Some EAs are also sympathetic to the "progress studies" movement and to the modern neoliberal movement connected to the Progressive Policy Institute and the Niskasen Center (which are both tax-deductible nonprofit think-tanks). This often includes enthusiasm for denser ("yimby") housing construction, reforming how science funding and academia work in order to speed up scientific progress (such as advocated by New Science), increasing high-skill immigration, and having good monetary policy.
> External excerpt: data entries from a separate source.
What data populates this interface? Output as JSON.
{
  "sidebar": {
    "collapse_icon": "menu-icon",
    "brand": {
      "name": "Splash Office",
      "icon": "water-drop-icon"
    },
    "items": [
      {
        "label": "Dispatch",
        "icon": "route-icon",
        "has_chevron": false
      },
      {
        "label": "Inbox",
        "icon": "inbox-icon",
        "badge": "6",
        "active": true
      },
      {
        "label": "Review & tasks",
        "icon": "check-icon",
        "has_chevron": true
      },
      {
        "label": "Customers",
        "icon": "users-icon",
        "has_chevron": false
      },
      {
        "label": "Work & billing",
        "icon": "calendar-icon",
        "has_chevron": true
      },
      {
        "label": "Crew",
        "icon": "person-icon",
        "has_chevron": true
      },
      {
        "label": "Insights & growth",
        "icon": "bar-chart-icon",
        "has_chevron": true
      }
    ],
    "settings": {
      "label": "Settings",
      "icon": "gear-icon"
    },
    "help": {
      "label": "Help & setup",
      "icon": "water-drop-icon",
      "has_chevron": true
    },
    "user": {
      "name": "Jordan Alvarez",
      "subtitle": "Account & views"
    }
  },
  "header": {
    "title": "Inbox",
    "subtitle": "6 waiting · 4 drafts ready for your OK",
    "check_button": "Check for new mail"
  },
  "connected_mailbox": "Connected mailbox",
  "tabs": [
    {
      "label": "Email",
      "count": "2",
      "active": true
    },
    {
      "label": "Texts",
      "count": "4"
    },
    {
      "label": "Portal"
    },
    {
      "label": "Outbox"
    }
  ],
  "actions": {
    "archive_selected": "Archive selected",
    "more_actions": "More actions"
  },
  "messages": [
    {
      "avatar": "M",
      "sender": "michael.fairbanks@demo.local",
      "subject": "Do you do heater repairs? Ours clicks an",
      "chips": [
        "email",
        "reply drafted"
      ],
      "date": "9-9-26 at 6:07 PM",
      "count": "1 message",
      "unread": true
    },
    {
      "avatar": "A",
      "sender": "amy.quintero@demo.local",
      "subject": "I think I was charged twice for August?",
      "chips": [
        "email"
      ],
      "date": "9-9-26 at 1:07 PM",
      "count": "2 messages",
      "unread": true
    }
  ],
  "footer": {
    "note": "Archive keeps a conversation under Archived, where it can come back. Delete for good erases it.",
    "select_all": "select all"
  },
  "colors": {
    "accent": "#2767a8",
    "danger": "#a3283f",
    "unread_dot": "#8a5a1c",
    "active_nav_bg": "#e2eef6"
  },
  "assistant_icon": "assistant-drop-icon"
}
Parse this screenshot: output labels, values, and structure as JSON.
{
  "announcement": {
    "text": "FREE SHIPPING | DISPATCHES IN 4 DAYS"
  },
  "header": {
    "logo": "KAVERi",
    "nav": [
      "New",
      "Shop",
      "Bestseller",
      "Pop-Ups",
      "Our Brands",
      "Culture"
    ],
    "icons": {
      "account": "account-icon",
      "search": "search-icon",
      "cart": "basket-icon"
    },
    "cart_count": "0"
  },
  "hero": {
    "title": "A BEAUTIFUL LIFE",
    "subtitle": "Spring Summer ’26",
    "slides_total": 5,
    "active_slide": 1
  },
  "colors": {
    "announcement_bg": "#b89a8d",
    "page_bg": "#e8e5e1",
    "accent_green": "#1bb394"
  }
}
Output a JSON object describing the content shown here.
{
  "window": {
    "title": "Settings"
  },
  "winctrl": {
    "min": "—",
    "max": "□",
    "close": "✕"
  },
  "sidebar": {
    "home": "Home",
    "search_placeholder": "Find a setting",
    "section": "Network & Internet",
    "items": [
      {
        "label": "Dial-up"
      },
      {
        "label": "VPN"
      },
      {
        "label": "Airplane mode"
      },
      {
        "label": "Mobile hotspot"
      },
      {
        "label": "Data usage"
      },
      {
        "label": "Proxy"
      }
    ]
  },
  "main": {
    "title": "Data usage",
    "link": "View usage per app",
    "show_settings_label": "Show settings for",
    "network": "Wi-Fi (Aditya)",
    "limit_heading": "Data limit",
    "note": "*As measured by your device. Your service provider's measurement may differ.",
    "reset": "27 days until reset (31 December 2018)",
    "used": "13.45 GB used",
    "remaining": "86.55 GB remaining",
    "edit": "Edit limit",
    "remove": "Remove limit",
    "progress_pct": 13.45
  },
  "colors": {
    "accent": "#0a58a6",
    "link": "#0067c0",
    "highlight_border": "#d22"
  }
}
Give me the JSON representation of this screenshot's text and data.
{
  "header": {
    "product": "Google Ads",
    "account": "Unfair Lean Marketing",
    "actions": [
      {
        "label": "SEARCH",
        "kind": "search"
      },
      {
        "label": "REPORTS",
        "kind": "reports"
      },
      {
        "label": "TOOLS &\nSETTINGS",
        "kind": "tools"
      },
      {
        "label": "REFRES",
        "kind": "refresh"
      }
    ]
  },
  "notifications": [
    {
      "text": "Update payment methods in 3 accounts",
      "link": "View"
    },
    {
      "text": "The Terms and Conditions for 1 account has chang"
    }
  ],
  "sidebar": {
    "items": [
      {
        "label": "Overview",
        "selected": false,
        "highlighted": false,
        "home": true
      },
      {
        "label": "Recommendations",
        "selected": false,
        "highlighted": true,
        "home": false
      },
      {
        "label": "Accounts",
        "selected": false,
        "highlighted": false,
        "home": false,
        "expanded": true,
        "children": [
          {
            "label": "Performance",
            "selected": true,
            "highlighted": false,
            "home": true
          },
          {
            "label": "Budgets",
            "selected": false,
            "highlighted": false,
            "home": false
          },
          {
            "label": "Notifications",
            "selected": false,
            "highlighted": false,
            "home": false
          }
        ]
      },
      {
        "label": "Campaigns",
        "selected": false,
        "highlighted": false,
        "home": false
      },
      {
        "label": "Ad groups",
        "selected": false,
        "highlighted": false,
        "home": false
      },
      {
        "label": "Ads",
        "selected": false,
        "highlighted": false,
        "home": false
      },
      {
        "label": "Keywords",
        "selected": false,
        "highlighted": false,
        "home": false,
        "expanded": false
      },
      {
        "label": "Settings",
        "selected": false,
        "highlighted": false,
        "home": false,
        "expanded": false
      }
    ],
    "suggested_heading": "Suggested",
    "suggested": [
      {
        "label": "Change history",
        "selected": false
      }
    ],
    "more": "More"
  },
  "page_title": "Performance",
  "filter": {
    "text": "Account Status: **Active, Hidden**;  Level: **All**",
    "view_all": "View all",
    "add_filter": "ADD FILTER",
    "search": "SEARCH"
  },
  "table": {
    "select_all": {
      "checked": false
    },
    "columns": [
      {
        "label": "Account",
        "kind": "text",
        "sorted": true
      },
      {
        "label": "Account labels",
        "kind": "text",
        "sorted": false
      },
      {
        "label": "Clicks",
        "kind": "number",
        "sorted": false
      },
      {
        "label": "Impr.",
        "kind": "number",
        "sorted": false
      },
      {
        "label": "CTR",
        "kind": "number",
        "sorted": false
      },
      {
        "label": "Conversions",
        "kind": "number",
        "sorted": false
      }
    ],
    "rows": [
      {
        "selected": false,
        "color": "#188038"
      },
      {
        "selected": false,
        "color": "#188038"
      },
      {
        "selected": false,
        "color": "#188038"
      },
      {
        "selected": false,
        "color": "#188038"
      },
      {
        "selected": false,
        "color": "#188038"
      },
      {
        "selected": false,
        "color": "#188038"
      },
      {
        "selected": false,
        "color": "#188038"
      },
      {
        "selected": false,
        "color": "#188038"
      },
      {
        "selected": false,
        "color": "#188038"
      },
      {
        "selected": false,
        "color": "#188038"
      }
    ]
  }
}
All of those cause areas appear on Open Philanthropy's list of "U.S. Policy Focus Areas".
Naturally, there are many ways to advocate for the above causes -- some are more object-level (like fighting to get an individual city to improve its zoning policy), while others are more systemic (like exploring the feasibility of "Georgism", a totally different way of valuing and taxing land which might do a lot to promote efficient land use and encourage fairer, faster economic development).
One big point of hesitancy is that, while some EAs have a general affinity for these cause areas, in many areas I've never heard any particular standout charities being recommended as super-effective in the EA sense... for example, some EAs might feel that we should do monetary policy via "nominal GDP targeting" rather than inflation-rate targeting, but I've never heard anyone recommend that I donate to some specific NGDP-targeting advocacy organization.
I wish there were more places like Center for Election Science, living purely on the meta level and trying to experiment with different ways of organizing people and designing democratic institutions to produce better outcomes. Personally, I'm excited about Charter Cities Institute and the potential for new cities to experiment with new policies and institutions, ideally putting competitive pressure on existing countries to better serve their citizens. As far as I know, there aren't any big organizations devoted to advocating for adopting prediction markets in more places, or adopting quadratic public goods funding, but I think those are some of the most promising areas for really big systemic change.